In my personal life, there were (are) tough things to face and hard facts to reconcile with, none of which were fully resolved (because some things can’t really be, or at least not quickly), so no doubt they’ll rear their ugly heads again.
In the world at large, it’s a terrifying, tumultuous time in a lot of ways. I can find it excruciatingly difficult to not get overwhelmed by the news and/or social media, to not just feel . . . afraid.
On January 3rd, contemplating my work in light of current world happenings, I was blasted by insecurity. Is writing stories about healing from personal hurts and wounds and finding love, creating your own family (whatever that looks like), seeking home—such “small scale” ideas, as a renowned author at a conference once said to me about “most” women authors as criticism—meaningless at best, or worse, utterly shallow, in light of “large” concerns?
Even a few years ago, I don’t know if I would’ve had a concrete answer. (But I’m getting better at kicking my inner critic and neuroses to the side.) Today, for now at least, I feel I do.
I’ve always believed that the small things in life are actually the big things—the things with the power to change us, to sustain us, to help us grow and to be a comfort in hard times. Remembering that encouraged me.
Politics change. What we as nations fear might finally, permanently, wipe us off the globe changes decade by decade (and, to date, thankfully, never has fully materialized or succeeded). What society holds dear—and demonizes—morphs radically, for better and worse, back and forth. Atrocities continue, yes—but there also continues to be people who stand up against them. (And may that ever be true, the latter numbers only ever growing stronger and larger, while our collective willingness to quietly accept the horrific mistreatment of others diminishes.)
But from time immemorial, what doesn’t change, hasn’t changed, and is true the globe over, in every culture, regardless of small variances in what the following “looks like,” is that we want our children to survive and thrive. We care about our families’ wellbeing. We value our friends. We want (need, crave) meaningful relationships. We long for connection. And sometimes, when there are no easy answers (and are there ever?), no fixes possible (corruption, illness, death, loss), we need stories that remind us that despite all seeming lost, awful, hopeless, or unredeemable . . . that’s only ever part of the story. The rub of human existence is that it’s all true: the ugly, awful, heartbreaking, atrocious . . . and the beautiful, awing, joy-giving, absolute sweet glory of . . . so many things. I feel challenged to write stories that explore such things, and I’m honored to have people respond to them, be encouraged by them.
On the heels of that rumination, in the lovely way things sometimes appear just when you need them to most, I happened upon two very helpful, affirming reads. One long.
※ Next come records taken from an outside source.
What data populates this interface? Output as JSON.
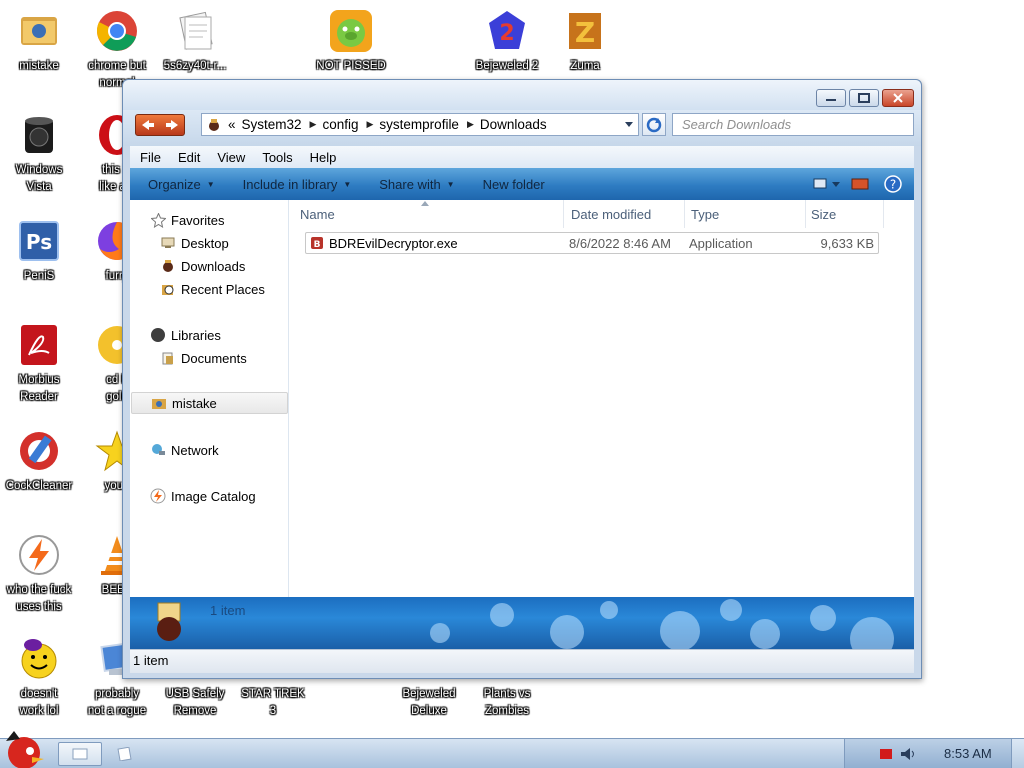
{
  "desktop": {
    "icons": [
      {
        "label": "mistake"
      },
      {
        "label": "chrome but\nnormal"
      },
      {
        "label": "5s6zy40t-r..."
      },
      {
        "label": "NOT PISSED"
      },
      {
        "label": "Bejeweled 2"
      },
      {
        "label": "Zuma"
      },
      {
        "label": "Windows\nVista"
      },
      {
        "label": "this lo\nlike a v"
      },
      {
        "label": "PeniS"
      },
      {
        "label": "furry"
      },
      {
        "label": "Morbius\nReader"
      },
      {
        "label": "cd b\ngold"
      },
      {
        "label": "CockCleaner"
      },
      {
        "label": "you t"
      },
      {
        "label": "who the fuck\nuses this"
      },
      {
        "label": "BEEP"
      },
      {
        "label": "doesn't\nwork lol"
      },
      {
        "label": "probably\nnot a rogue"
      },
      {
        "label": "USB Safely\nRemove"
      },
      {
        "label": "STAR TREK\n3"
      },
      {
        "label": "Bejeweled\nDeluxe"
      },
      {
        "label": "Plants vs\nZombies"
      }
    ]
  },
  "window": {
    "address": {
      "overflow": "«",
      "crumbs": [
        "System32",
        "config",
        "systemprofile",
        "Downloads"
      ]
    },
    "search_placeholder": "Search Downloads",
    "menu": [
      "File",
      "Edit",
      "View",
      "Tools",
      "Help"
    ],
    "commands": [
      "Organize",
      "Include in library",
      "Share with",
      "New folder"
    ],
    "nav": {
      "favorites": "Favorites",
      "desktop": "Desktop",
      "downloads": "Downloads",
      "recent": "Recent Places",
      "libraries": "Libraries",
      "documents": "Documents",
      "user": "mistake",
      "network": "Network",
      "image_catalog": "Image Catalog"
    },
    "columns": {
      "name": "Name",
      "date": "Date modified",
      "type": "Type",
      "size": "Size"
    },
    "files": [
      {
        "name": "BDREvilDecryptor.exe",
        "date": "8/6/2022 8:46 AM",
        "type": "Application",
        "size": "9,633 KB"
      }
    ],
    "details_count": "1 item",
    "status": "1 item"
  },
  "taskbar": {
    "clock": "8:53 AM"
  },
  "colors": {
    "accent": "#2e7cc2",
    "title": "#d2e1f1",
    "close": "#c94528"
  }
}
One short.
The first, by Anne Lamott, was (is!) a piece I’ve long loved and derived much comfort and encouragement (and laughter!) from: 12 Truths I Learned from Life and Writing.
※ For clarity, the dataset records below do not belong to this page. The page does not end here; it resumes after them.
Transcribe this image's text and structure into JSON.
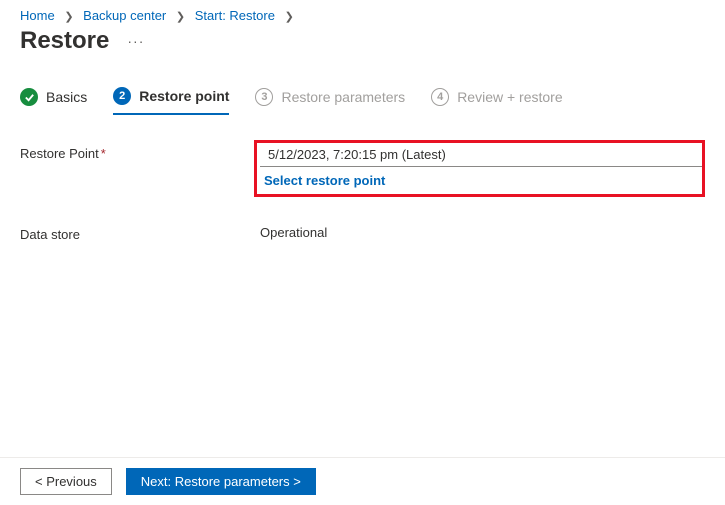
{
  "breadcrumb": {
    "items": [
      {
        "label": "Home"
      },
      {
        "label": "Backup center"
      },
      {
        "label": "Start: Restore"
      }
    ]
  },
  "page": {
    "title": "Restore"
  },
  "tabs": {
    "basics": {
      "label": "Basics"
    },
    "restore_point": {
      "num": "2",
      "label": "Restore point"
    },
    "restore_params": {
      "num": "3",
      "label": "Restore parameters"
    },
    "review": {
      "num": "4",
      "label": "Review + restore"
    }
  },
  "form": {
    "restore_point_label": "Restore Point",
    "restore_point_value": "5/12/2023, 7:20:15 pm (Latest)",
    "select_link": "Select restore point",
    "data_store_label": "Data store",
    "data_store_value": "Operational"
  },
  "footer": {
    "previous": "< Previous",
    "next": "Next: Restore parameters >"
  }
}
The second was a tweet by author Sam Sykes on Twitter: “Sometimes creative endeavors in times of turmoil feel a bit like playing the spoons while a city burns. You don’t feel helpful and maybe kind of stupid, but god damn if art can move the hearts of humans, then you owe it to everyone to play the spoons until the fires die.”
Reading it was like a good cup of strong coffee in the morning. “Buck up, Ev. Get back to doing what you do. It’s the only thing in this life you have any unique sway over.”
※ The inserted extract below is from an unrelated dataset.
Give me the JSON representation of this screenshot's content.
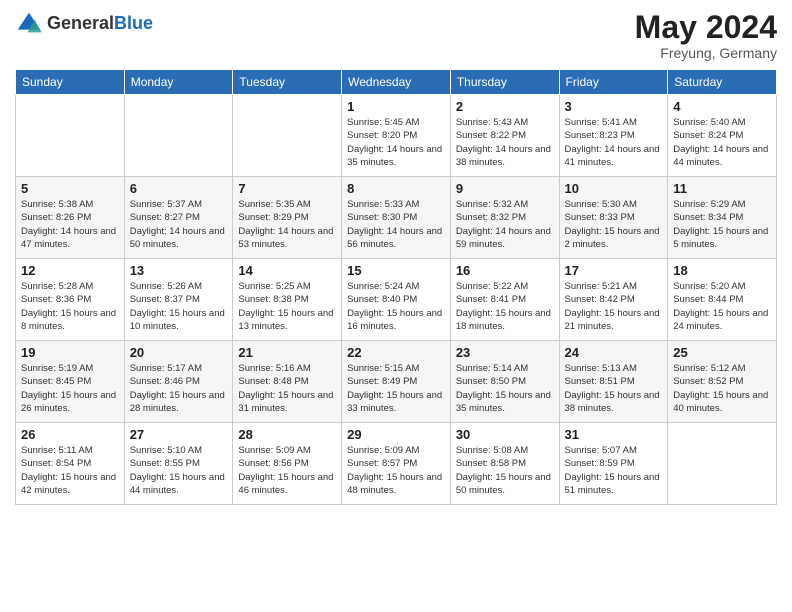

I don’t know how you’re feeling as we go into this new year, but I hope your optimism, drive, and hope are strong.
Cheers to 2020, my dears! Let’s all strive to be the change we wish to see in the world, this year and beyond. (I know that quote is used to the point of almost being a cliché nowadays, but I still believe in it so much and find it so personally challenging.)
Wishing you much joy, love and peace—and a whole bunch of fun, too! Happy New Year!